Quella del sesto discende dai principi recentemente enunciati da Cass., sez. un., 11 novembre 2008, n. 26972, che ha escluso l’autonomia della categoria del cosiddetto danno esistenziale, al contempo chiarendo che nell’ipotesi in cui il fatto illecito si configuri come reato il danno non patrimoniale è risarcibile nella sua più ampia accezione di danno determinato da lesioni di interessi inerenti alla persona non connotati da rilevanza economica; che la sofferenza morale cagionata dal reato non è necessariamente transeunte, ben potendo l’effetto penoso protrarsi anche per lungo tempo, assumendo rilievo la sua durata ai fini della quantificazione del risarcimento; che, nell’ambito della categoria generale del danno non patrimoniale, la formula "danno morale" non individua un’autonoma sottocategoria di danno, ma descrive, tra i vari possibili pregiudizi non patrimoniali, un tipo di pregiudizio, costituito dalla sofferenza soggettiva cagionata dal reato in sè considerata; che, in conclusione, è compito del giudice accertare l’effettiva consistenza del pregiudizio allegato, a prescindere dal nome attribuitogli, individuando quali ripercussioni negative sul valore uomo si siano verificare.

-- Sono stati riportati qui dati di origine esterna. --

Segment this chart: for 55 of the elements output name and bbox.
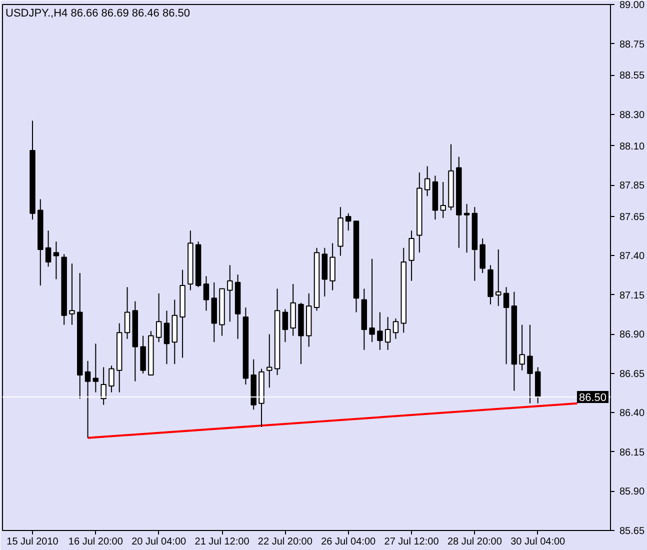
y-tick-label: 86.65 [620, 368, 645, 380]
candlestick [92, 343, 99, 393]
candlestick [124, 286, 130, 340]
y-tick-label: 88.75 [620, 39, 645, 50]
candlestick [69, 263, 75, 326]
x-tick-label: 15 Jul 2010 [6, 536, 59, 548]
candlestick [377, 312, 383, 350]
candlestick [164, 310, 170, 365]
y-tick-label: 87.65 [620, 212, 645, 223]
candlestick [408, 230, 414, 282]
x-tick-label: 27 Jul 12:00 [384, 536, 440, 548]
candlestick [108, 365, 114, 393]
candlestick [203, 276, 210, 312]
candlestick [384, 316, 391, 350]
x-tick-label: 22 Jul 20:00 [258, 536, 313, 548]
candlestick [480, 238, 486, 274]
candlestick [156, 292, 162, 343]
candlestick [440, 181, 446, 219]
y-tick-label: 86.90 [620, 330, 645, 341]
candlestick [345, 212, 352, 232]
y-tick-label: 85.90 [620, 486, 645, 498]
x-tick-label: 21 Jul 12:00 [194, 536, 250, 548]
candlestick [464, 203, 470, 254]
x-tick-label: 20 Jul 04:00 [132, 536, 187, 548]
y-tick-label: 86.40 [620, 408, 645, 420]
candlestick [527, 324, 533, 404]
ref-line-label: 86.50 [578, 392, 607, 404]
y-tick-label: 88.55 [620, 70, 645, 82]
candlestick [519, 324, 525, 371]
y-tick-label: 87.85 [620, 180, 645, 192]
candlestick [392, 318, 399, 340]
x-tick-label: 28 Jul 20:00 [447, 536, 502, 548]
candlestick [84, 360, 91, 438]
candlestick [140, 335, 146, 374]
chart-title: USDJPY.,H4 86.66 86.69 86.46 86.50 [6, 8, 190, 20]
candlestick [53, 241, 60, 280]
candlestick [266, 334, 272, 388]
x-tick-label: 26 Jul 04:00 [321, 536, 376, 548]
y-tick-label: 88.30 [620, 110, 645, 121]
y-tick-label: 87.15 [620, 290, 645, 302]
candlestick [45, 230, 52, 268]
candlestick [503, 286, 510, 365]
candlestick [282, 308, 288, 343]
y-tick-label: 89.00 [620, 0, 645, 11]
x-tick-label: 16 Jul 20:00 [68, 536, 124, 548]
candlestick [330, 242, 336, 291]
candlestick [227, 264, 233, 322]
candlestick [424, 166, 430, 197]
y-tick-label: 86.15 [620, 447, 645, 458]
y-tick-label: 87.40 [620, 251, 645, 262]
y-tick-label: 88.10 [620, 141, 645, 152]
y-tick-label: 85.65 [620, 526, 645, 537]
candlestick [496, 248, 502, 306]
candlestick [369, 258, 375, 343]
x-tick-label: 30 Jul 04:00 [510, 536, 566, 548]
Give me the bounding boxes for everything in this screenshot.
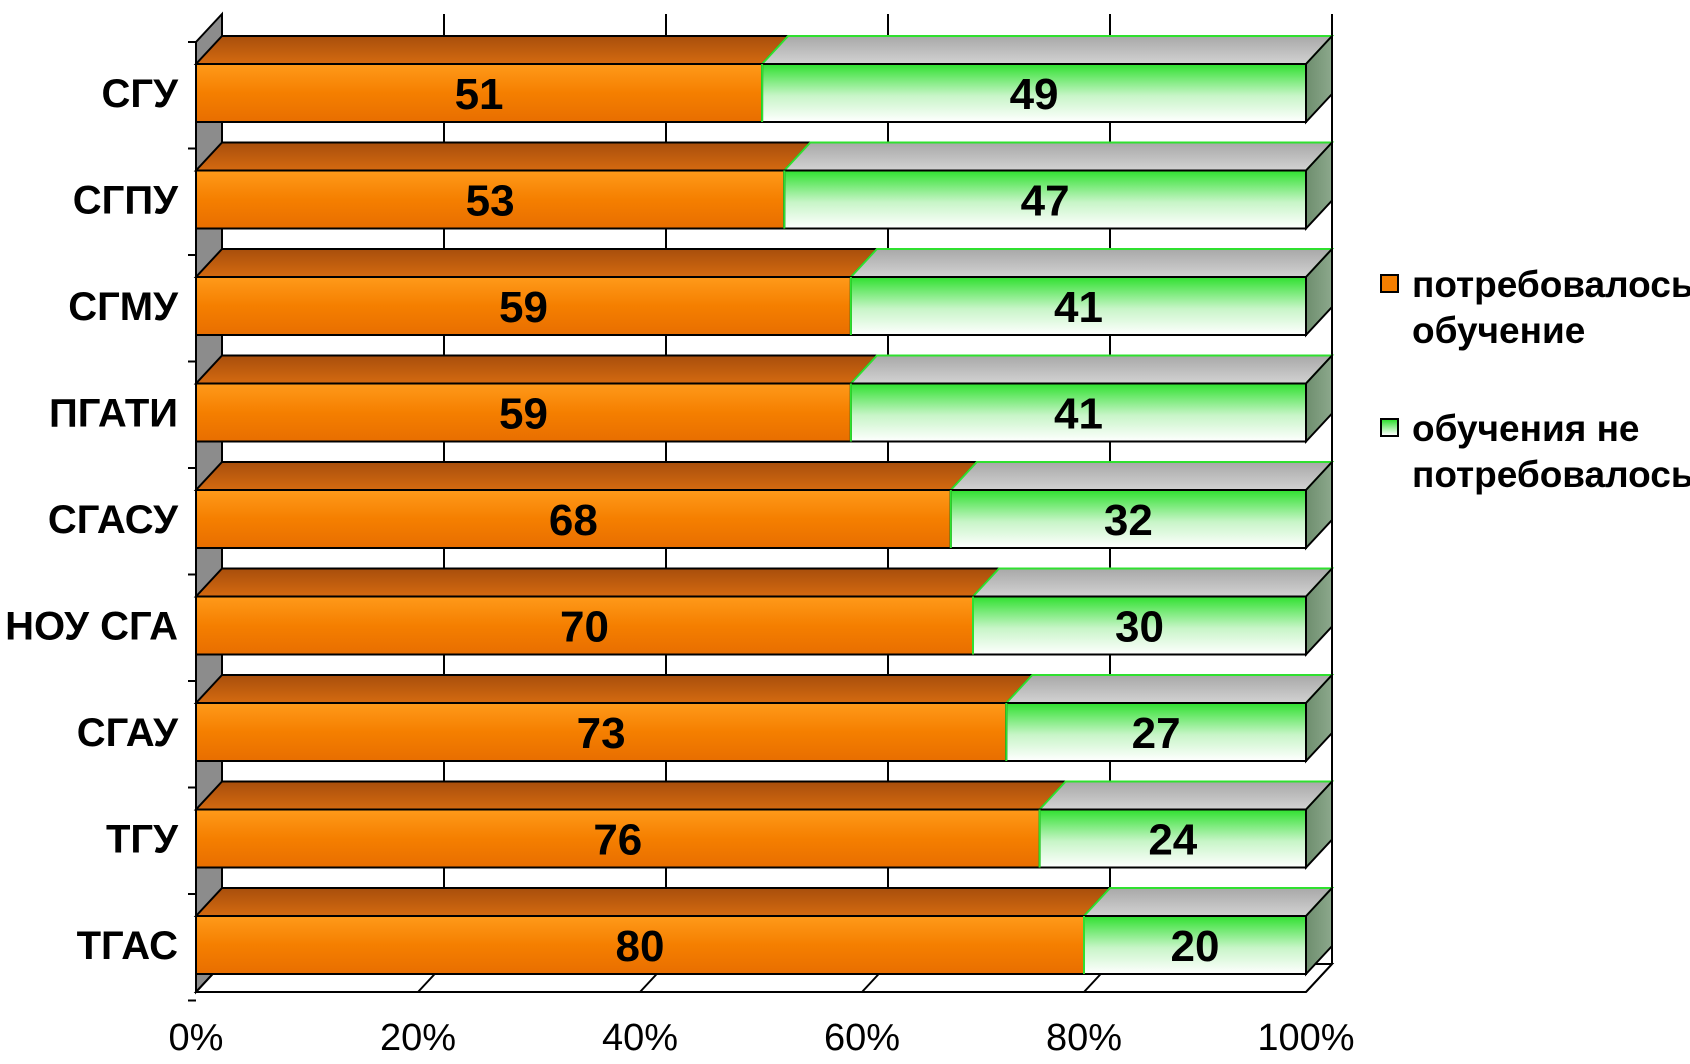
bar-top-series-2 bbox=[848, 248, 1335, 278]
bar-series-2 bbox=[972, 595, 1307, 656]
bar-top-series-1 bbox=[193, 248, 880, 278]
bar-top-series-1 bbox=[193, 674, 1035, 704]
legend-item-series-2: обучения не потребовалось bbox=[1380, 406, 1690, 498]
bar-group-7: 73 27 bbox=[193, 672, 1335, 764]
bar-top-series-1 bbox=[193, 35, 791, 65]
legend-label-series-1: потребовалось обучение bbox=[1412, 264, 1690, 351]
legend-swatch-green bbox=[1380, 418, 1399, 437]
x-tick-label: 100% bbox=[1257, 1017, 1354, 1059]
category-label: ТГУ bbox=[106, 818, 179, 862]
bar-series-2 bbox=[1083, 915, 1307, 975]
bar-group-8: 76 24 bbox=[193, 778, 1335, 871]
bar-top-series-2 bbox=[970, 567, 1335, 598]
bar-group-1: 51 49 bbox=[193, 33, 1335, 125]
bar-top-series-1 bbox=[193, 461, 980, 491]
category-label: СГАСУ bbox=[48, 498, 179, 542]
data-label-series-1: 59 bbox=[499, 283, 548, 332]
bar-top-series-1 bbox=[193, 141, 813, 172]
data-label-series-2: 20 bbox=[1171, 922, 1220, 971]
bar-group-4: 59 41 bbox=[193, 352, 1335, 445]
bar-top-series-2 bbox=[1081, 887, 1335, 917]
x-tick-label: 40% bbox=[602, 1017, 678, 1059]
bar-series-2 bbox=[1005, 702, 1307, 762]
bar-top-series-1 bbox=[193, 780, 1068, 811]
data-label-series-1: 68 bbox=[549, 496, 598, 545]
category-label: НОУ СГА bbox=[5, 605, 178, 649]
bar-top-series-2 bbox=[1004, 674, 1335, 704]
bar-top-series-2 bbox=[948, 461, 1335, 491]
data-label-series-2: 27 bbox=[1132, 709, 1181, 758]
bar-series-1 bbox=[195, 382, 852, 443]
x-tick-label: 60% bbox=[824, 1017, 900, 1059]
data-label-series-2: 41 bbox=[1054, 390, 1103, 439]
data-label-series-1: 59 bbox=[499, 390, 548, 439]
data-label-series-1: 70 bbox=[560, 603, 609, 652]
bar-group-2: 53 47 bbox=[193, 139, 1335, 232]
bar-group-5: 68 32 bbox=[193, 459, 1335, 551]
data-label-series-1: 80 bbox=[616, 922, 665, 971]
bar-series-2 bbox=[761, 63, 1307, 123]
data-label-series-2: 30 bbox=[1115, 603, 1164, 652]
data-label-series-2: 41 bbox=[1054, 283, 1103, 332]
x-tick-label: 0% bbox=[169, 1017, 224, 1059]
bar-top-series-1 bbox=[193, 354, 880, 385]
x-tick-label: 20% bbox=[380, 1017, 456, 1059]
category-label: СГМУ bbox=[68, 285, 179, 329]
data-label-series-1: 73 bbox=[577, 709, 626, 758]
bar-group-9: 80 20 bbox=[193, 885, 1335, 977]
category-label: СГПУ bbox=[73, 179, 179, 223]
bar-series-2 bbox=[949, 489, 1307, 549]
bar-top-series-1 bbox=[193, 887, 1113, 917]
category-label: ТГАС bbox=[77, 924, 178, 968]
legend-item-series-1: потребовалось обучение bbox=[1380, 262, 1690, 354]
legend-label-series-2: обучения не потребовалось bbox=[1412, 408, 1690, 495]
bar-series-1 bbox=[195, 276, 852, 336]
bar-series-2 bbox=[783, 169, 1307, 230]
floor-line-5 bbox=[1305, 963, 1333, 993]
bar-top-series-2 bbox=[759, 35, 1335, 65]
bar-series-1 bbox=[195, 915, 1085, 975]
bar-top-series-2 bbox=[782, 141, 1335, 172]
data-label-series-2: 32 bbox=[1104, 496, 1153, 545]
data-label-series-1: 51 bbox=[455, 70, 504, 119]
bar-group-6: 70 30 bbox=[193, 565, 1335, 658]
category-label: СГУ bbox=[102, 72, 180, 116]
data-label-series-2: 47 bbox=[1021, 177, 1070, 226]
data-label-series-1: 53 bbox=[466, 177, 515, 226]
legend: потребовалось обучение обучения не потре… bbox=[1380, 262, 1690, 550]
x-tick-label: 80% bbox=[1046, 1017, 1122, 1059]
category-label: ПГАТИ bbox=[49, 392, 178, 436]
bar-top-series-2 bbox=[848, 354, 1335, 385]
bar-top-series-2 bbox=[1037, 780, 1335, 811]
data-label-series-2: 24 bbox=[1148, 816, 1197, 865]
bar-series-2 bbox=[1038, 808, 1307, 869]
bar-series-2 bbox=[849, 276, 1308, 336]
data-label-series-2: 49 bbox=[1010, 70, 1059, 119]
data-label-series-1: 76 bbox=[593, 816, 642, 865]
legend-swatch-orange bbox=[1380, 274, 1399, 293]
bar-series-1 bbox=[195, 169, 786, 230]
bar-series-2 bbox=[849, 382, 1308, 443]
category-label: СГАУ bbox=[77, 711, 179, 755]
bar-top-series-1 bbox=[193, 567, 1002, 598]
bar-group-3: 59 41 bbox=[193, 246, 1335, 338]
bar-series-1 bbox=[195, 808, 1041, 869]
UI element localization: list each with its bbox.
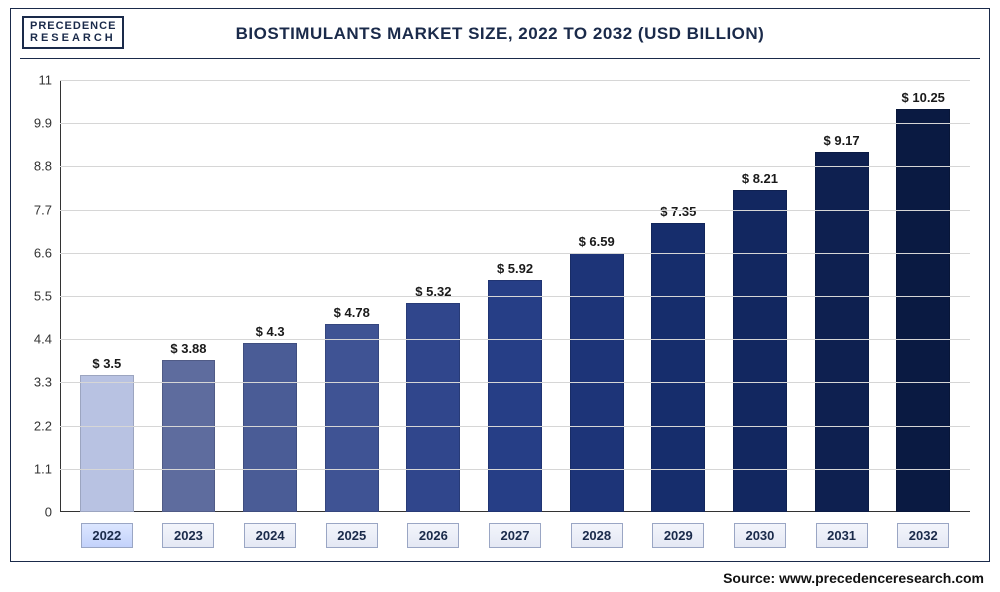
y-tick-label: 7.7 [34, 202, 60, 217]
bar-value-label: $ 7.35 [660, 204, 696, 219]
title-divider [20, 58, 980, 59]
x-category: 2022 [66, 523, 148, 548]
gridline [60, 123, 970, 124]
x-category-label: 2025 [326, 523, 378, 548]
x-category-label: 2026 [407, 523, 459, 548]
gridline [60, 166, 970, 167]
bar [406, 303, 460, 512]
x-category-label: 2023 [162, 523, 214, 548]
bar-value-label: $ 9.17 [824, 133, 860, 148]
bar-value-label: $ 3.88 [170, 341, 206, 356]
x-category-label: 2028 [571, 523, 623, 548]
x-category: 2025 [311, 523, 393, 548]
chart-plot-area: $ 3.5$ 3.88$ 4.3$ 4.78$ 5.32$ 5.92$ 6.59… [60, 80, 970, 512]
y-tick-label: 6.6 [34, 245, 60, 260]
bar [733, 190, 787, 512]
y-tick-label: 9.9 [34, 116, 60, 131]
y-tick-label: 5.5 [34, 289, 60, 304]
x-category-label: 2024 [244, 523, 296, 548]
x-category: 2032 [882, 523, 964, 548]
x-category: 2026 [393, 523, 475, 548]
bar-value-label: $ 4.78 [334, 305, 370, 320]
bar-value-label: $ 3.5 [92, 356, 121, 371]
bar [815, 152, 869, 512]
gridline [60, 80, 970, 81]
x-category-label: 2027 [489, 523, 541, 548]
bar-value-label: $ 6.59 [579, 234, 615, 249]
x-category-label: 2030 [734, 523, 786, 548]
x-category-label: 2031 [816, 523, 868, 548]
bar [80, 375, 134, 512]
gridline [60, 339, 970, 340]
gridline [60, 382, 970, 383]
chart-title: BIOSTIMULANTS MARKET SIZE, 2022 TO 2032 … [0, 24, 1000, 44]
y-tick-label: 8.8 [34, 159, 60, 174]
y-tick-label: 11 [39, 73, 61, 88]
x-category-label: 2029 [652, 523, 704, 548]
x-category: 2024 [229, 523, 311, 548]
x-category: 2031 [801, 523, 883, 548]
bar [488, 280, 542, 512]
x-category: 2027 [474, 523, 556, 548]
x-category-label: 2022 [81, 523, 133, 548]
gridline [60, 469, 970, 470]
gridline [60, 296, 970, 297]
x-category-label: 2032 [897, 523, 949, 548]
y-tick-label: 2.2 [34, 418, 60, 433]
bar [325, 324, 379, 512]
gridline [60, 210, 970, 211]
bar [243, 343, 297, 512]
x-category: 2029 [637, 523, 719, 548]
source-attribution: Source: www.precedenceresearch.com [723, 570, 984, 586]
bar-value-label: $ 4.3 [256, 324, 285, 339]
gridline [60, 253, 970, 254]
x-categories-row: 2022 2023 2024 2025 2026 2027 2028 2029 2030 2031… [60, 523, 970, 548]
y-tick-label: 4.4 [34, 332, 60, 347]
y-tick-label: 1.1 [34, 461, 60, 476]
y-tick-label: 3.3 [34, 375, 60, 390]
x-category: 2028 [556, 523, 638, 548]
bar-value-label: $ 8.21 [742, 171, 778, 186]
gridline [60, 426, 970, 427]
bar-value-label: $ 5.92 [497, 261, 533, 276]
bar-value-label: $ 10.25 [902, 90, 945, 105]
y-tick-label: 0 [45, 505, 60, 520]
x-category: 2023 [148, 523, 230, 548]
bar [896, 109, 950, 512]
x-category: 2030 [719, 523, 801, 548]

Comunque li abbia qualificati, la corte d’appello ha appunto risarcito tutti i pregiudizi che ha ragionevolmente ritenuto derivati dal reato, in linea con gli enunciati principi.

L’infondatezza del settimo motivo, infine, è connessa al rilievo che la corte d’appello ha ritenuto che, alla luce degli elementi che hanno caratterizzato la vicenda in questione (gravità del fatto e delle sue possibili conseguenze per la salute della popolazione residente nell’area inquinata, lungo periodo per cui si sono protratti i controlli di laboratorio ed il regime di vigilanza) l’importo di Euro 5.000 liquidato in via equitativa in favore di ciascuno degli attori corrispondesse ad una valutazione prudenziale, "se non addirittura minima" del danno morale in questione (a pagina 10 della sentenza, sub 2.3.). Il che non altro significa che, secondo l’apprezzamento di fatto compiuto dal giudice di merito con motivazione senz’altro adeguata, in nessun caso potesse ipotizzarsi, per ognuno, una valutazione equitativa del danno inferiore a quell’importo.

3.- Il ricorso è respinto.

Le spese (in favore dei tre intimati che hanno depositato controricorso) seguono la soccombenza.

P.Q.M.

LA CORTE DI CASSAZIONE rigetta il ricorso e condanna la ricorrente alle spese, che liquida in Euro 2.200,00, si cui 2.000,00, per onorari, oltre alle spese generali ed agli accessori di legge.